One child was saved of
the nine little ones, and the brother and sister remained almost alone
on the raft. Let it be here mentioned that, at no period of her
subsequent life, a long and apparently prosperous one, could Miss
Lamarque bear to hear the circumstances of the wreck alluded to. Mr.
Dunmore and his companions found a watery grave.]


CHAPTER IX.

A nervous headache, that confined me to my bed for several days,
succeeded the degrading and exciting scene through which I had passed,
and, as Mrs. Clayton had at the same time one of her prostrating
neuralgic attacks, the services of Dinah were in active requisition.
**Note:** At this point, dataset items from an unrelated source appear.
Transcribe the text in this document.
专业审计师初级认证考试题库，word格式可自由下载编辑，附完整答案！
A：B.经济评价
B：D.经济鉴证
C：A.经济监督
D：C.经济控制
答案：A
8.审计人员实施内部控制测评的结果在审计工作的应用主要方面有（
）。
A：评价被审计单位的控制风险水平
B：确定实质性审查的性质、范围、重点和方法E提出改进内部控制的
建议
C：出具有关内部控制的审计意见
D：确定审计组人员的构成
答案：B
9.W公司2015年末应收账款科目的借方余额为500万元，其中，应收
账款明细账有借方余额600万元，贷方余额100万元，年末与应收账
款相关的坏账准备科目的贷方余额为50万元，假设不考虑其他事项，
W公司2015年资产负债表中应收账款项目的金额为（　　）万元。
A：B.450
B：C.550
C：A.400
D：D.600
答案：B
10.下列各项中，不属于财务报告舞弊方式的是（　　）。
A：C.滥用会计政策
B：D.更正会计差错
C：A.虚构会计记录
During my own peculiar phase of suffering, the small racket of Ernie,
unnoticed in hours of health, grated painfully on my ear, and I caught
eagerly at the proposition of the negress to take him down-stairs for a
walk and hours of play in the sunshine, privileges he did not very often
obtain in these latter days.
I was much the better for having lain silently for a time, when he
returned with his hands filled with flowers, his lips smelling of
peppermint-drops, and his eyes, always his finest feature, dancing with
delight.
He had seen Ady, he told me, with eagerness, and she had kissed him, and
tied a string of beads about his neck--red ones--which he displayed; and
"Ady had a comb in her head, and her toof was broke"--touching one of
his own front teeth lightly, so that I knew he was not pointing out any
deficiency in the afore-mentioned comb.